Man still active in Trump University case

The Island Now

Whether or not Donald Trump is elected president in November, he still has three lawsuits to face involving his for-profit business seminar, Trump University.

A Manhasset resident, Robert Guillo, 77, is active in two of the cases, which claim that students were duped out of their money for classes that promised Trump’s business secrets.

Guillo said he paid $34,995 in 2009 for seminars that didn’t amount to much more than guest speakers talking about their success and a certificate of accomplishment.

“I thought it was a legitimate university that was started by Donald Trump to give us little guys like me the benefit of his experiences and make us wealthy like he was,” Guillo said in an interview.

He is listed as a witness for one of two class-action lawsuits in California and a case against Trump brought by New York State Attorney General Eric Schneiderman in 2013. Guillo plans to testify in both cases, he said.
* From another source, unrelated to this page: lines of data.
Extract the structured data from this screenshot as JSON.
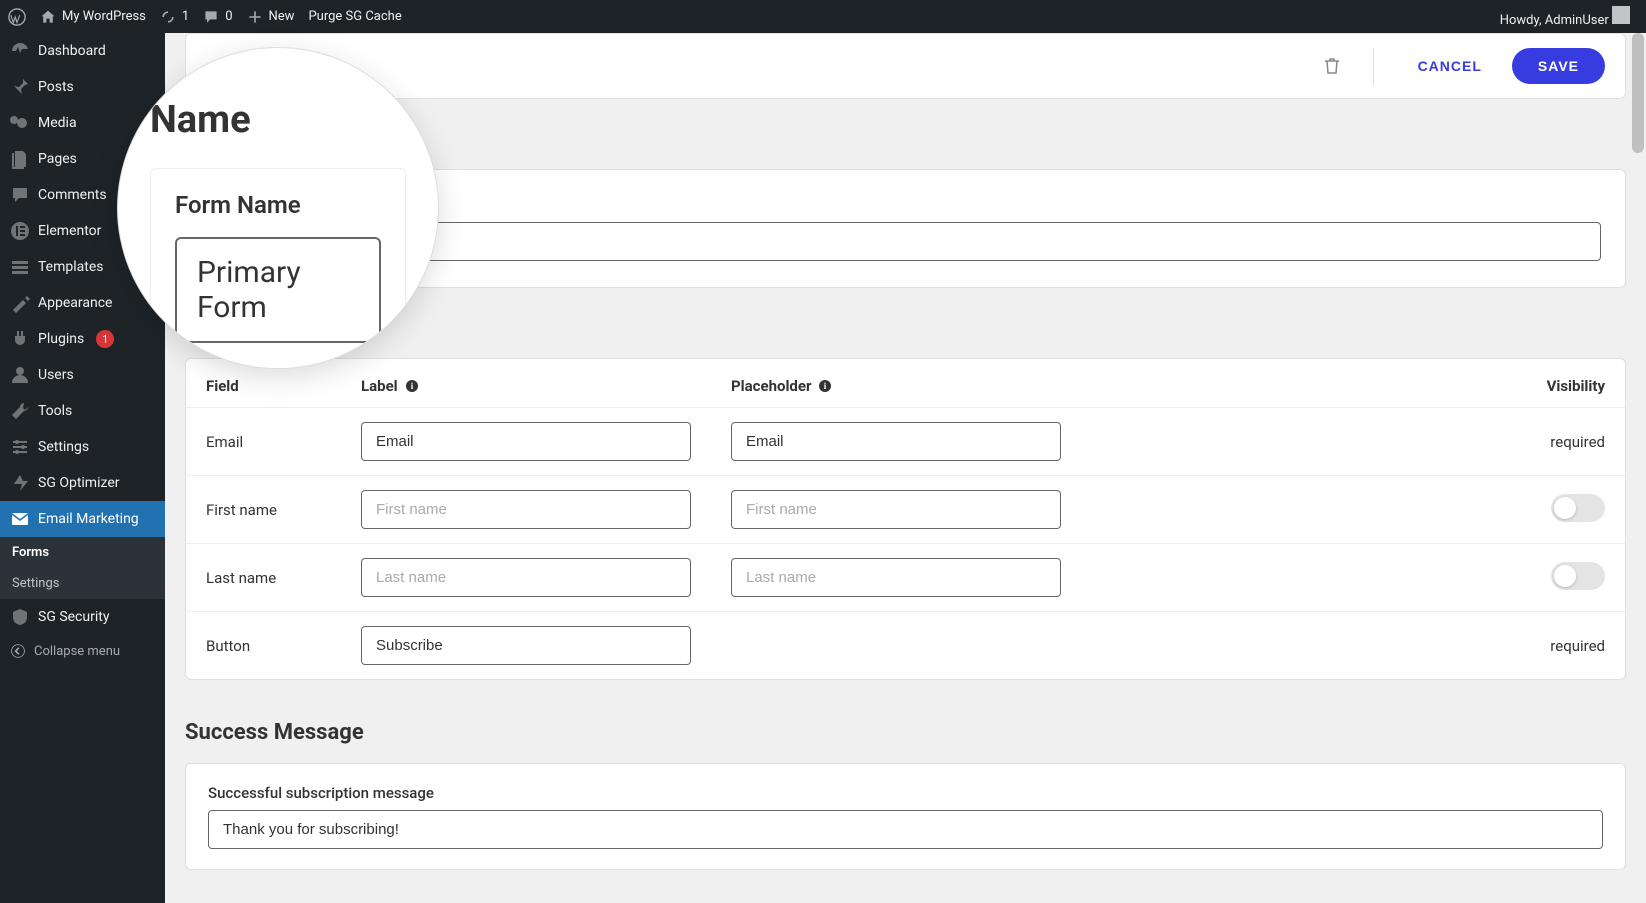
{
  "adminBar": {
    "siteName": "My WordPress",
    "updates": "1",
    "comments": "0",
    "newLabel": "New",
    "purgeLabel": "Purge SG Cache",
    "howdy": "Howdy, AdminUser"
  },
  "sidebar": {
    "items": [
      {
        "icon": "dashboard",
        "label": "Dashboard"
      },
      {
        "icon": "pin",
        "label": "Posts"
      },
      {
        "icon": "media",
        "label": "Media"
      },
      {
        "icon": "pages",
        "label": "Pages"
      },
      {
        "icon": "comments",
        "label": "Comments"
      },
      {
        "icon": "elementor",
        "label": "Elementor"
      },
      {
        "icon": "templates",
        "label": "Templates"
      },
      {
        "icon": "appearance",
        "label": "Appearance"
      },
      {
        "icon": "plugins",
        "label": "Plugins",
        "badge": "1"
      },
      {
        "icon": "users",
        "label": "Users"
      },
      {
        "icon": "tools",
        "label": "Tools"
      },
      {
        "icon": "settings",
        "label": "Settings"
      },
      {
        "icon": "sgoptimizer",
        "label": "SG Optimizer"
      },
      {
        "icon": "email",
        "label": "Email Marketing",
        "active": true
      },
      {
        "icon": "sgsecurity",
        "label": "SG Security"
      }
    ],
    "submenu": [
      {
        "label": "Forms",
        "current": true
      },
      {
        "label": "Settings",
        "current": false
      }
    ],
    "collapse": "Collapse menu"
  },
  "actions": {
    "cancel": "CANCEL",
    "save": "SAVE"
  },
  "nameCard": {
    "label": "Form Name",
    "value": "Primary Form"
  },
  "lens": {
    "title": "Name",
    "label": "Form Name",
    "value": "Primary Form"
  },
  "fieldsTable": {
    "headers": {
      "field": "Field",
      "label": "Label",
      "placeholder": "Placeholder",
      "visibility": "Visibility"
    },
    "rows": [
      {
        "field": "Email",
        "labelValue": "Email",
        "labelPlaceholder": "",
        "phValue": "Email",
        "phPlaceholder": "",
        "visType": "text",
        "visText": "required"
      },
      {
        "field": "First name",
        "labelValue": "",
        "labelPlaceholder": "First name",
        "phValue": "",
        "phPlaceholder": "First name",
        "visType": "toggle",
        "toggleOn": false
      },
      {
        "field": "Last name",
        "labelValue": "",
        "labelPlaceholder": "Last name",
        "phValue": "",
        "phPlaceholder": "Last name",
        "visType": "toggle",
        "toggleOn": false
      },
      {
        "field": "Button",
        "labelValue": "Subscribe",
        "labelPlaceholder": "",
        "phValue": null,
        "phPlaceholder": null,
        "visType": "text",
        "visText": "required"
      }
    ]
  },
  "success": {
    "title": "Success Message",
    "label": "Successful subscription message",
    "value": "Thank you for subscribing!"
  }
}
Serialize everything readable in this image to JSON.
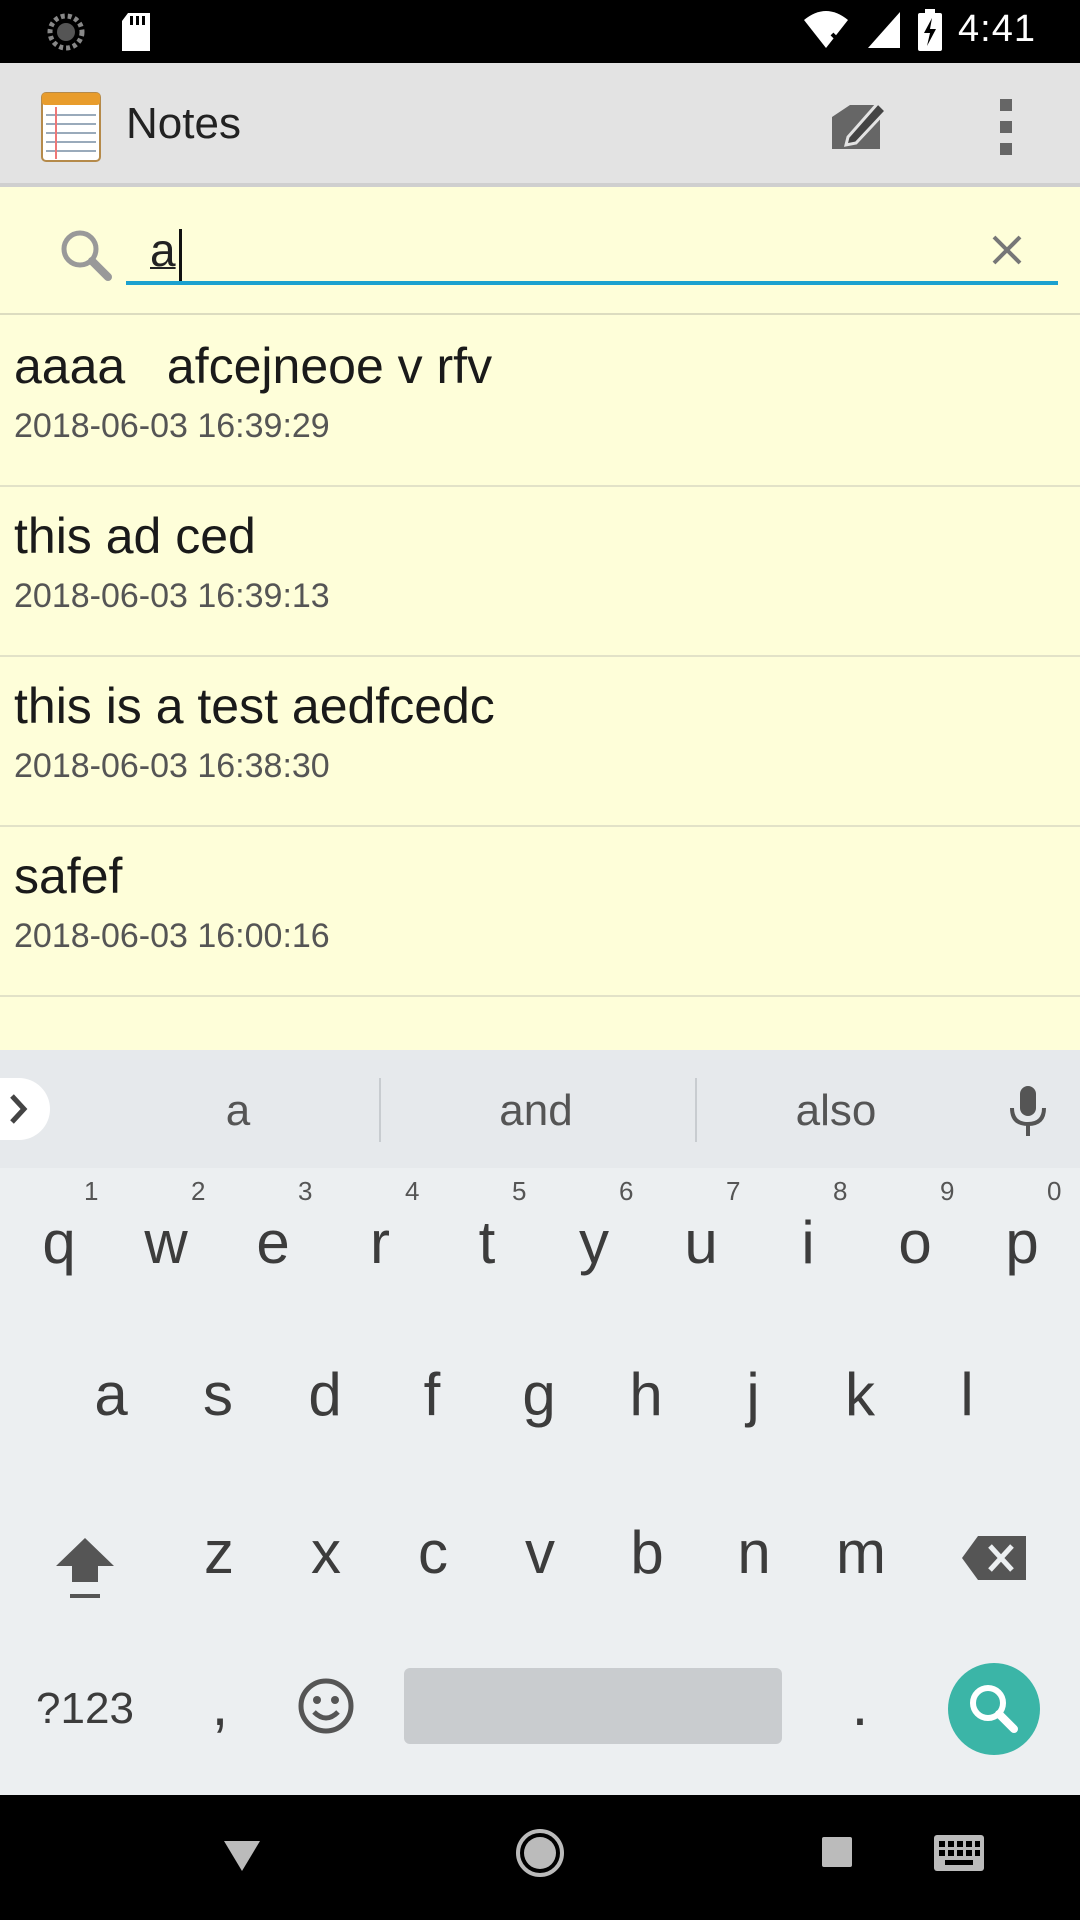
{
  "status_bar": {
    "time": "4:41",
    "icons": [
      "sync-icon",
      "sd-card-icon",
      "wifi-off-icon",
      "signal-icon",
      "battery-charging-icon"
    ]
  },
  "action_bar": {
    "title": "Notes",
    "icons": [
      "notepad-app-icon",
      "new-note-icon",
      "overflow-menu-icon"
    ]
  },
  "search": {
    "query": "a",
    "icons": [
      "search-icon",
      "clear-icon"
    ]
  },
  "notes": [
    {
      "title": "aaaa   afcejneoe v rfv",
      "date": "2018-06-03 16:39:29"
    },
    {
      "title": "this ad ced",
      "date": "2018-06-03 16:39:13"
    },
    {
      "title": "this is a test aedfcedc",
      "date": "2018-06-03 16:38:30"
    },
    {
      "title": "safef",
      "date": "2018-06-03 16:00:16"
    }
  ],
  "keyboard": {
    "suggestions": [
      "a",
      "and",
      "also"
    ],
    "row1": [
      "q",
      "w",
      "e",
      "r",
      "t",
      "y",
      "u",
      "i",
      "o",
      "p"
    ],
    "row1_hints": [
      "1",
      "2",
      "3",
      "4",
      "5",
      "6",
      "7",
      "8",
      "9",
      "0"
    ],
    "row2": [
      "a",
      "s",
      "d",
      "f",
      "g",
      "h",
      "j",
      "k",
      "l"
    ],
    "row3": [
      "z",
      "x",
      "c",
      "v",
      "b",
      "n",
      "m"
    ],
    "symbols_label": "?123",
    "comma_label": ",",
    "period_label": ".",
    "accent_color": "#3bb5a7"
  },
  "nav_bar": {
    "icons": [
      "back-icon",
      "home-icon",
      "recents-icon",
      "keyboard-switch-icon"
    ]
  }
}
The California class-action suit,  Low v. Trump University, says in the initial plaintiff complaint that the seminars delivered empty promises, and the primary lesson Trump University teaches its students is how to spend more money by buying more Trump seminars.

Students were promised a complete real estate education, a one-year apprenticeship and one-on-one mentorship, none of which were delivered, the complainants said.

The suit is scheduled for a jury trial on Nov. 28 in the U.S. District Court in California’s Southern District.

Schneiderman has publicly called Trump University fraudulent and said the businessman pocketed an estimated $5 million from the venture.

“In New York we have laws against business fraud, we have laws against consumer fraud, we have a law against running an illegal unlicensed university,” he said in a “Good Morning America’’ interview in June. “This never was a university. The fraud started with the name of the organization.”

Trump asked that the  case be dismissed, but in April an appellate court determined that it could proceed, a spokesman for Schneiderman’s office said. The next court date will likely be scheduled for early 2017, he said.

So far Trump has defended the for-profit university by saying 98 percent of his students rated their experience positively in surveys they filled out after completing the course. Over five years, 100,000 paying students turned in surveys showing “overwhelming satisfaction” with the seminar, Trump said in a statement.

“Former student Bob Giullo, who has been critical of Trump University in numerous interviews and negative advertisements from my political opponents, also expressed his satisfaction, rating Trump University’s programs ‘excellent’ in every category,” Trump said in a written statement that misspelled Guillo’s name. “When asked how Trump University could improve its programs, Mr. Giullo  simply asked that students be provided ‘more comfortable chairs.’”

Guillo compared the survey to an online restaurant questionnaire that promises a free meal for completing it. “They’d tell you to give them a favorable rating so you’d get your certificate and keep getting invited back for seminars,” he said.